Primeiro, e antes que se rufem os tambores e se ergam as tochas e os garfos de palha, gostaria de esclarecer que qualquer tipo de tentativa de politização extrema da arte, como qualificar um filme bom ou ruim por isso, tendencia a ter caráter nocivo para a própria obra de arte.
No entanto, o tema pode sim, ser reconhecido em alguns momentos, piadas, e até pelo fato de ela ser mulher e dominar um lugar que até então só era ocupado por homens – e não se importar e não aceitar se enquadrar no que o status do momento dizia –, no entanto, o filme não se trata somente disso. Essa obra é muito maior que uma questão político-social. E não digo isso com intenção de reduzir as questões político-sociais que podem se abordar, mas de mostrar que aplicar somente esse critério à leitura da obra é reduzir o seu valor. Então, assim sendo, leitor, vamos ao que interessa.

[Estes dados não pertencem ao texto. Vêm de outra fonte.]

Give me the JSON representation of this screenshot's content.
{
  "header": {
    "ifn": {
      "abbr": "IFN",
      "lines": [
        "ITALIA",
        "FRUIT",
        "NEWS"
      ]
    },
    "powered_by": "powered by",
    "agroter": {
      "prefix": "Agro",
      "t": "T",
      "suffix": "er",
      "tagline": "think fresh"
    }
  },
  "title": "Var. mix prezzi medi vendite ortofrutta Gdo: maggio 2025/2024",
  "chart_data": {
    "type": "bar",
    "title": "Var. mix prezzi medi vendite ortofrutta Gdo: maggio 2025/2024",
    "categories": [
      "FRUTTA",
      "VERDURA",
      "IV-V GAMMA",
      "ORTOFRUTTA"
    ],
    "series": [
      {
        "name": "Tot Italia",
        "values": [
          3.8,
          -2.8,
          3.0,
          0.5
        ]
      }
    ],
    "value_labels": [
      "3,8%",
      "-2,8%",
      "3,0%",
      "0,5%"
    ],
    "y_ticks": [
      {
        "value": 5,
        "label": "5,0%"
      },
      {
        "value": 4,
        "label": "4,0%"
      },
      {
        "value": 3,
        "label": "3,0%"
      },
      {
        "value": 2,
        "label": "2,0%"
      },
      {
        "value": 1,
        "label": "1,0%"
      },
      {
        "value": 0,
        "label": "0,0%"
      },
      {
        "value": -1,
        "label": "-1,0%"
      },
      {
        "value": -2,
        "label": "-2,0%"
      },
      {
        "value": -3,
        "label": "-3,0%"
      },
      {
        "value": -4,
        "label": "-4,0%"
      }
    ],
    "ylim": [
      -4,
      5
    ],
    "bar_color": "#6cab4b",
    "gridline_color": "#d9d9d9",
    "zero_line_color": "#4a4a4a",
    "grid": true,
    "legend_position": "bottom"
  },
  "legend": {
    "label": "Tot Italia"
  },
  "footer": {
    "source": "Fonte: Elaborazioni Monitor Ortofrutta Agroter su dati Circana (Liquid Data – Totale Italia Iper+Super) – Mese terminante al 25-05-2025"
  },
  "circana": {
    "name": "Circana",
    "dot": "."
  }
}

Mulher Maravilha para além de toda questão do momento atual, fala sobre os dramas de cada um; a nossa luta diária para melhorar, além de nossas imperfeições e falhas, as reconhecermos e sobre como lidamos com isso. Mas, mais importante, o filme nos traz reflexões acerca do nosso valor e, ademais, se somos realmente dignos de qualquer tipo de salvação. E toda essa noção, pode ser principalmente percebido pelo viés religioso/místico adotado desde os seus primeiros momentos. Porém, leitor, peço que prossigamos com um pouco mais de calma e voltemos a esse início, para que melhor possamos estabelecer melhor essas relações.
A história, quando já em Themyscira, de prontidão nos traz a questão relacionada à criação do homem e da humanidade. E é a partir dessa introdução que se constrói todo o fio no qual essas questões se equilibram, e por meio delas que faremos, leitor, as nossas reflexões com maior profundidade – sem nos deixarmos levar ao abismo que há abaixo, é claro.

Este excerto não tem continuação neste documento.